The chip industry, long a bellwether for the rest of the technology economy because chips are used in almost every device, is in a bigger funk than ever.

Sales in February fell 30.4 percent to $14.2 billion from $20.3 billion a year ago, the Semiconductor Industry Association reported this morning.

Sales were also down 7.6 percent from $15.3 billion in January, which itself was down 28 percent from a year earlier.

SIA President George Scalise said the chip industry is going through one of its steepest corrections in history. It is premature to claim that sales have hit a bottom, but Scalise said there are signs that the rate of decline has lessened from the fourth quarter of 2008. The industry has cut production and reduced inventory since late 2008.

“The global semiconductor industry is going through one of the steepest corrections in its history,” Scalise said. “While it would be premature to conclude that the sales decline has hit bottom, there are some indications that the rate of decline has moderated from the final quarter of 2008.
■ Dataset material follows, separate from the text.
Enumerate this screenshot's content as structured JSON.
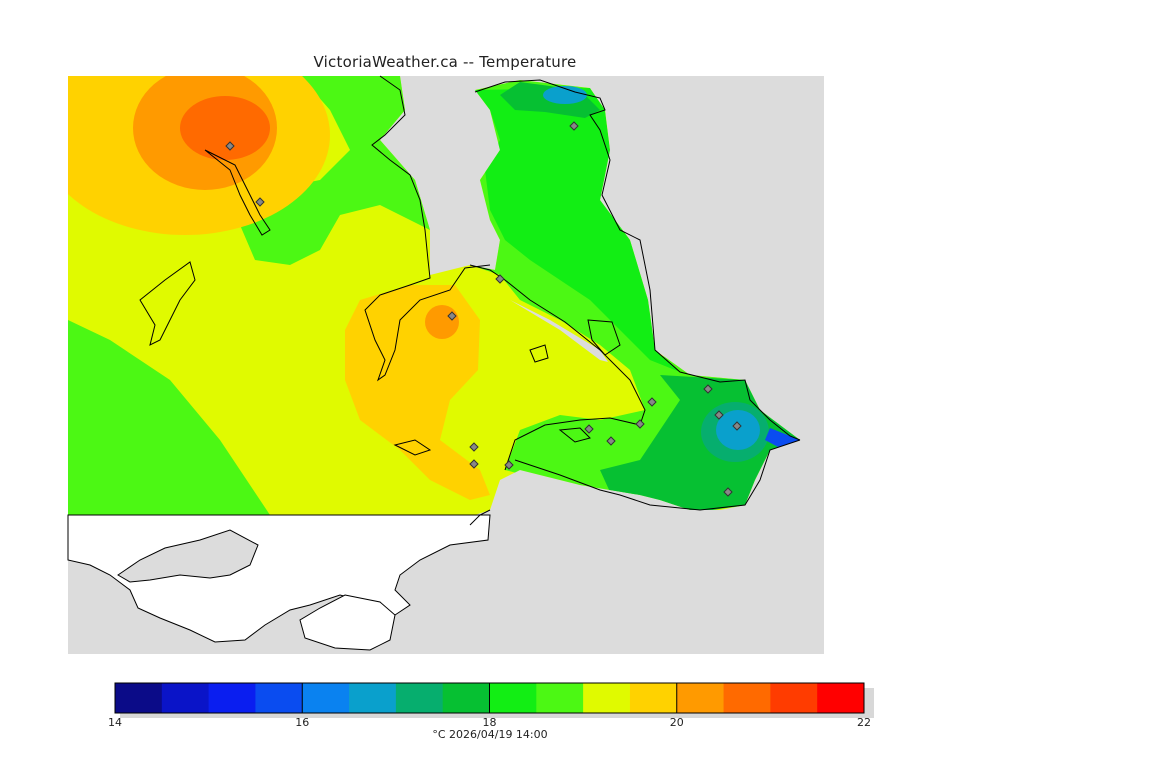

"The industry responded quickly to the changing market environment by curtailing production and reducing inventory as demand slowed in late 2008," he added. "The world’s two largest foundry manufacturers have recently reported slight improvements in factory utilization rates, albeit at levels well below those of a year ago."

Among the positive signs: the two largest contract chip manufacturers have said their factory utilization rates have improved, although they’re still at levels below those of a year ago. Demand is likely to continue to be below 2008 levels for at least a few quarters, with a gradual recovery to follow, Scalise said.

Compared to a year ago, sales were down steepest in Europe, which had a 36 percent drop. Japan and Asia Pacific were down 30 percent each, while the Americas were down 24 percent.